ラスト数ページは、自分が今まで読んできた本の中でも、かなり印象深い内容
になっていました。直貴の『答え』はまだ出ていません。東野さんも、あえて
出さなかったんだと思います。消化不良とも思える終わり方が、余韻を永遠に
続かせるわけです。さすがです。答えは出しちゃいけない気もしますね。
本人たちにしかわからないし、きっと死ぬ時までわからない、いや、死んでも
わからないのかも知れません……。

登場人物のほとんど誰もが現実という枠の中での“良い人”なわけですが、
直貴は献身的に自分を支えてくれる由美子と、純粋に友人としての絆を大事に
する熱い男、寺尾というかけがえのない存在と出会っています。
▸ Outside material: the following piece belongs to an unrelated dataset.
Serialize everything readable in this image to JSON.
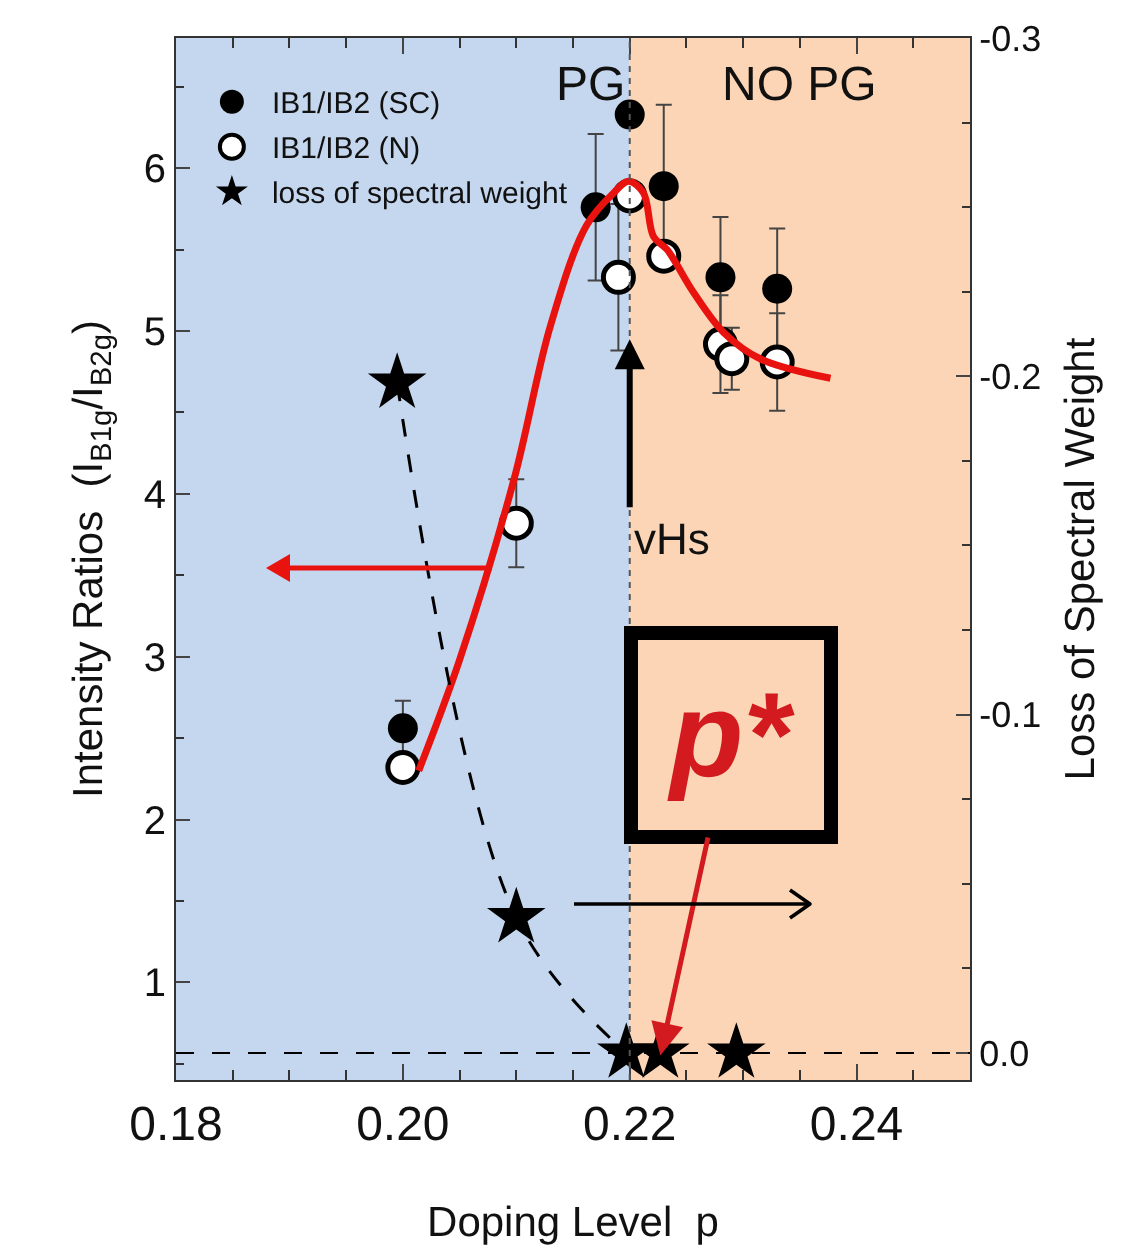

そして彼らが、
兄との縁を切ると決意した主人公の、心の奥底の何かを揺さぶり、また大切な
ものに気付かせてくれるのです。いや、俺はいいと思いますね。このくらい
のことが無ければ、直貴が救われません。そして俺は、寺尾のような人間に
憧れるわけです。彼はROCKだね。熱いよ。熱過ぎるよ……。こういう人間も、
居て欲しいと願うばかりです。

泣けるかどうかはわかりません。私は泣きませんでした。が、「非常に得難い
作品に出会えた」という感想です。今でもモヤモヤが消えません。